- Born: September 26, 1880 Gilmore, Missouri
- Died: June 17, 1963 (aged 82) Columbia, Missouri
- Education: University of Missouri (M.D. 1901) University of Chicago (Ph.D. 1908)
- Known for: Blood reactions, head transplants
- Scientific career
- Fields: Physiology
- Institutions: Washington University in St. Louis University of Pittsburgh
- Academic advisors: Alexis Carrel

= Charles Claude Guthrie =

American physiologist

Charles Claude Guthrie (September 26, 1880 – June 16, 1963) was an American physiologist.

==Early life and education==
He was born at Gilmore, Missouri. He graduated (M.D.) from the University of Missouri in 1901 and (Ph.D.) from the University of Chicago in 1908.

==Career==
Guthrie taught physiology while engaged in advanced studies, and was professor of physiology and pharmacology at Washington University School of Medicine in 1906–1909 and at the University of Pittsburgh School of Medicine after 1909. He was author of Blood-Vessel Surgery and its Applications (1912) and of contributions on blood reactions and alterations, resuscitation, cerebral and other anæmias, isolated and ungrafted tissues, and sutures and anastomosis of blood vessels.
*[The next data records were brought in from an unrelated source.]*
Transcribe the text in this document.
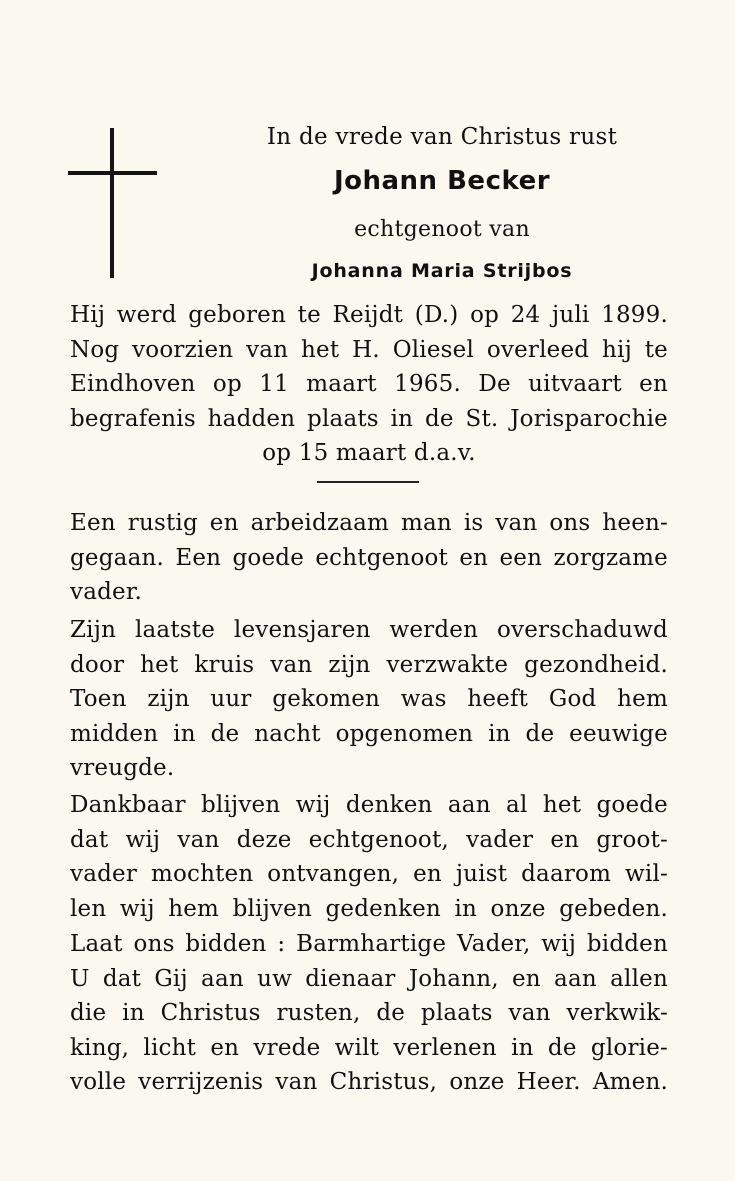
In de vrede van Christus rust
Johann Becker
echtgenoot van
Johanna Maria Strijbos
Hij werd geboren te Reijdt (D.) op 24 juli 1899.
Nog voorzien van het H. Oliesel overleed hij te
Eindhoven op 11 maart 1965. De uitvaart en
begrafenis hadden plaats in de St. Jorisparochie
op 15 maart d.a.v.
Een rustig en arbeidzaam man is van ons heen-
gegaan. Een goede echtgenoot en een zorgzame
vader.
Zijn laatste levensjaren werden overschaduwd
door het kruis van zijn verzwakte gezondheid.
Toen zijn uur gekomen was heeft God hem
midden in de nacht opgenomen in de eeuwige
vreugde.
Dankbaar blijven wij denken aan al het goede
dat wij van deze echtgenoot, vader en groot-
vader mochten ontvangen, en juist daarom wil-
len wij hem blijven gedenken in onze gebeden.
Laat ons bidden : Barmhartige Vader, wij bidden
U dat Gij aan uw dienaar Johann, en aan allen
die in Christus rusten, de plaats van verkwik-
king, licht en vrede wilt verlenen in de glorie-
volle verrijzenis van Christus, onze Heer. Amen.
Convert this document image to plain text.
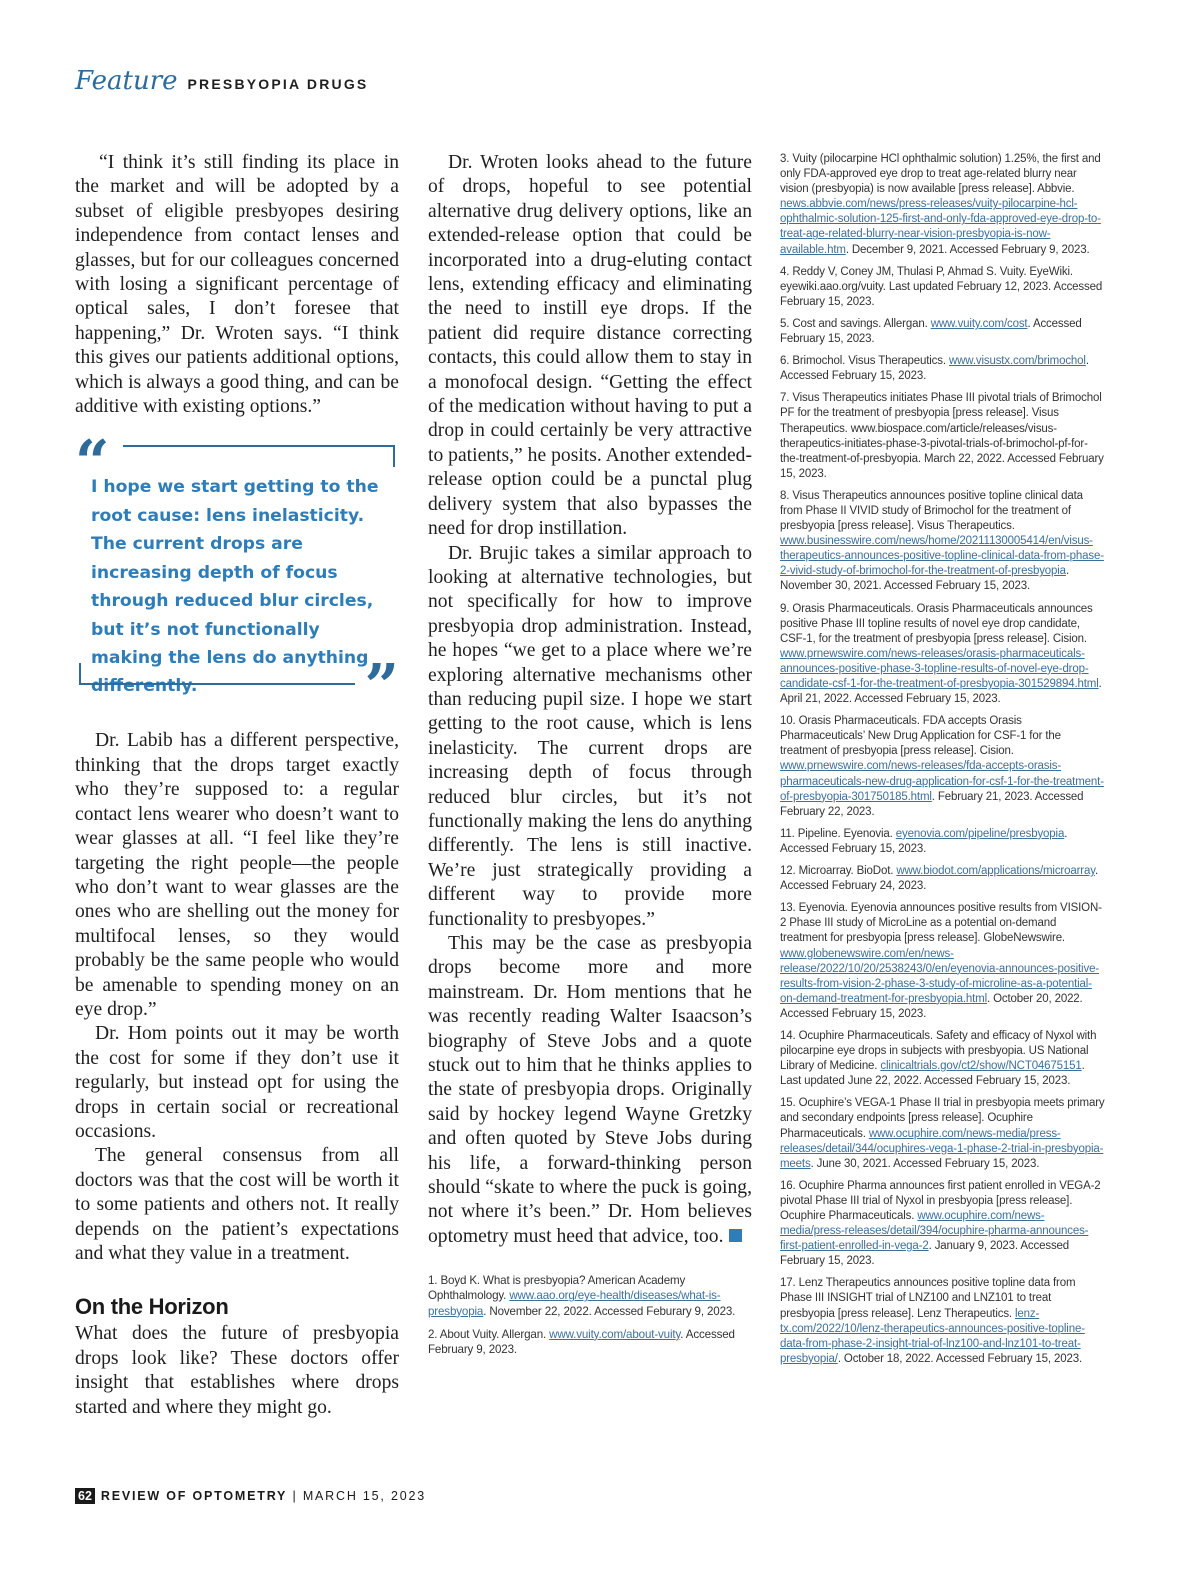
Feature PRESBYOPIA DRUGS

“I think it’s still finding its place in the market and will be adopted by a subset of eligible presbyopes desiring independence from contact lenses and glasses, but for our colleagues concerned with losing a significant percentage of optical sales, I don’t foresee that happening,” Dr. Wroten says. “I think this gives our patients additional options, which is always a good thing, and can be additive with existing options.”

“
I hope we start getting to the root cause: lens inelasticity. The current drops are increasing depth of focus through reduced blur circles, but it’s not functionally making the lens do anything differently.	”

Dr. Labib has a different perspective, thinking that the drops target exactly who they’re supposed to: a regular contact lens wearer who doesn’t want to wear glasses at all. “I feel like they’re targeting the right people—the people who don’t want to wear glasses are the ones who are shelling out the money for multifocal lenses, so they would probably be the same people who would be amenable to spending money on an eye drop.”

Dr. Hom points out it may be worth the cost for some if they don’t use it regularly, but instead opt for using the drops in certain social or recreational occasions.

The general consensus from all doctors was that the cost will be worth it to some patients and others not. It really depends on the patient’s expectations and what they value in a treatment.

On the Horizon

What does the future of presbyopia drops look like? These doctors offer insight that establishes where drops started and where they might go.

Dr. Wroten looks ahead to the future of drops, hopeful to see potential alternative drug delivery options, like an extended-release option that could be incorporated into a drug-eluting contact lens, extending efficacy and eliminating the need to instill eye drops. If the patient did require distance correcting contacts, this could allow them to stay in a monofocal design. “Getting the effect of the medication without having to put a drop in could certainly be very attractive to patients,” he posits. Another extended-release option could be a punctal plug delivery system that also bypasses the need for drop instillation.

Dr. Brujic takes a similar approach to looking at alternative technologies, but not specifically for how to improve presbyopia drop administration. Instead, he hopes “we get to a place where we’re exploring alternative mechanisms other than reducing pupil size. I hope we start getting to the root cause, which is lens inelasticity. The current drops are increasing depth of focus through reduced blur circles, but it’s not functionally making the lens do anything differently. The lens is still inactive. We’re just strategically providing a different way to provide more functionality to presbyopes.”

This may be the case as presbyopia drops become more and more mainstream. Dr. Hom mentions that he was recently reading Walter Isaacson’s biography of Steve Jobs and a quote stuck out to him that he thinks applies to the state of presbyopia drops. Originally said by hockey legend Wayne Gretzky and often quoted by Steve Jobs during his life, a forward-thinking person should “skate to where the puck is going, not where it’s been.” Dr. Hom believes optometry must heed that advice, too.

1. Boyd K. What is presbyopia? American Academy Ophthalmology. www.aao.org/eye-health/diseases/what-is-presbyopia. November 22, 2022. Accessed Feburary 9, 2023.
2. About Vuity. Allergan. www.vuity.com/about-vuity. Accessed February 9, 2023.
3. Vuity (pilocarpine HCl ophthalmic solution) 1.25%, the first and only FDA-approved eye drop to treat age-related blurry near vision (presbyopia) is now available [press release]. Abbvie. news.abbvie.com/news/press-releases/vuity-pilocarpine-hcl-ophthalmic-solution-125-first-and-only-fda-approved-eye-drop-to-treat-age-related-blurry-near-vision-presbyopia-is-now-available.htm. December 9, 2021. Accessed February 9, 2023.
4. Reddy V, Coney JM, Thulasi P, Ahmad S. Vuity. EyeWiki. eyewiki.aao.org/vuity. Last updated February 12, 2023. Accessed February 15, 2023.
5. Cost and savings. Allergan. www.vuity.com/cost. Accessed February 15, 2023.
6. Brimochol. Visus Therapeutics. www.visustx.com/brimochol. Accessed February 15, 2023.
7. Visus Therapeutics initiates Phase III pivotal trials of Brimochol PF for the treatment of presbyopia [press release]. Visus Therapeutics. www.biospace.com/article/releases/visus-therapeutics-initiates-phase-3-pivotal-trials-of-brimochol-pf-for-the-treatment-of-presbyopia. March 22, 2022. Accessed February 15, 2023.
8. Visus Therapeutics announces positive topline clinical data from Phase II VIVID study of Brimochol for the treatment of presbyopia [press release]. Visus Therapeutics. www.businesswire.com/news/home/20211130005414/en/visus-therapeutics-announces-positive-topline-clinical-data-from-phase-2-vivid-study-of-brimochol-for-the-treatment-of-presbyopia. November 30, 2021. Accessed February 15, 2023.
9. Orasis Pharmaceuticals. Orasis Pharmaceuticals announces positive Phase III topline results of novel eye drop candidate, CSF-1, for the treatment of presbyopia [press release]. Cision. www.prnewswire.com/news-releases/orasis-pharmaceuticals-announces-positive-phase-3-topline-results-of-novel-eye-drop-candidate-csf-1-for-the-treatment-of-presbyopia-301529894.html. April 21, 2022. Accessed February 15, 2023.
10. Orasis Pharmaceuticals. FDA accepts Orasis Pharmaceuticals’ New Drug Application for CSF-1 for the treatment of presbyopia [press release]. Cision. www.prnewswire.com/news-releases/fda-accepts-orasis-pharmaceuticals-new-drug-application-for-csf-1-for-the-treatment-of-presbyopia-301750185.html. February 21, 2023. Accessed February 22, 2023.
11. Pipeline. Eyenovia. eyenovia.com/pipeline/presbyopia. Accessed February 15, 2023.
12. Microarray. BioDot. www.biodot.com/applications/microarray. Accessed February 24, 2023.
13. Eyenovia. Eyenovia announces positive results from VISION-2 Phase III study of MicroLine as a potential on-demand treatment for presbyopia [press release]. GlobeNewswire. www.globenewswire.com/en/news-release/2022/10/20/2538243/0/en/eyenovia-announces-positive-results-from-vision-2-phase-3-study-of-microline-as-a-potential-on-demand-treatment-for-presbyopia.html. October 20, 2022. Accessed February 15, 2023.
14. Ocuphire Pharmaceuticals. Safety and efficacy of Nyxol with pilocarpine eye drops in subjects with presbyopia. US National Library of Medicine. clinicaltrials.gov/ct2/show/NCT04675151. Last updated June 22, 2022. Accessed February 15, 2023.
15. Ocuphire’s VEGA-1 Phase II trial in presbyopia meets primary and secondary endpoints [press release]. Ocuphire Pharmaceuticals. www.ocuphire.com/news-media/press-releases/detail/344/ocuphires-vega-1-phase-2-trial-in-presbyopia-meets. June 30, 2021. Accessed February 15, 2023.
16. Ocuphire Pharma announces first patient enrolled in VEGA-2 pivotal Phase III trial of Nyxol in presbyopia [press release]. Ocuphire Pharmaceuticals. www.ocuphire.com/news-media/press-releases/detail/394/ocuphire-pharma-announces-first-patient-enrolled-in-vega-2. January 9, 2023. Accessed February 15, 2023.
17. Lenz Therapeutics announces positive topline data from Phase III INSIGHT trial of LNZ100 and LNZ101 to treat presbyopia [press release]. Lenz Therapeutics. lenz-tx.com/2022/10/lenz-therapeutics-announces-positive-topline-data-from-phase-2-insight-trial-of-lnz100-and-lnz101-to-treat-presbyopia/. October 18, 2022. Accessed February 15, 2023.
62 REVIEW OF OPTOMETRY | MARCH 15, 2023
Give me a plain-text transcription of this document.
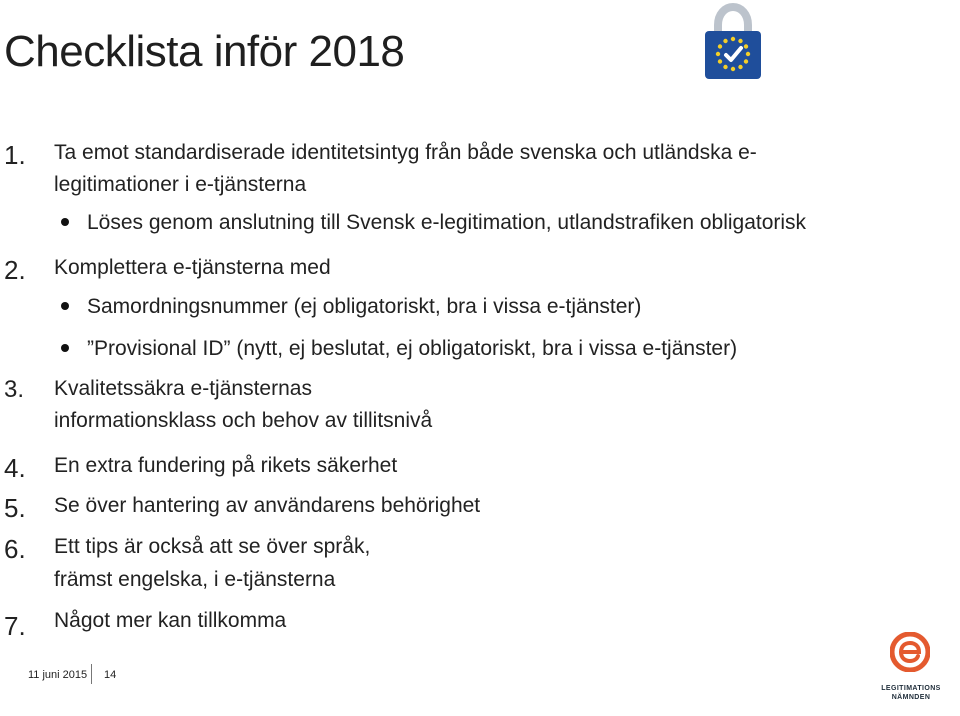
Checklista inför 2018
1. Ta emot standardiserade identitetsintyg från både svenska och utländska e-
legitimationer i e-tjänsterna
Löses genom anslutning till Svensk e-legitimation, utlandstrafiken obligatorisk
2. Komplettera e-tjänsterna med
Samordningsnummer (ej obligatoriskt, bra i vissa e-tjänster)
”Provisional ID” (nytt, ej beslutat, ej obligatoriskt, bra i vissa e-tjänster)
3. Kvalitetssäkra e-tjänsternas
informationsklass och behov av tillitsnivå
4. En extra fundering på rikets säkerhet
5. Se över hantering av användarens behörighet
6. Ett tips är också att se över språk,
främst engelska, i e-tjänsterna
7. Något mer kan tillkomma
11 juni 2015 14
LEGITIMATIONS
NÄMNDEN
Guthrie collaborated in his work on vascular surgery with French physician Alexis Carrel, who won the 1912 Nobel Prize in Physiology or Medicine. Arguments were made that the primary credit for this work should have gone to Guthrie rather than Carrel. However, Guthrie's head transplant experiments likely prevented his Nobel Prize candidacy status.

==Death==
Guthrie died in Columbia, Missouri, on June 16, 1963.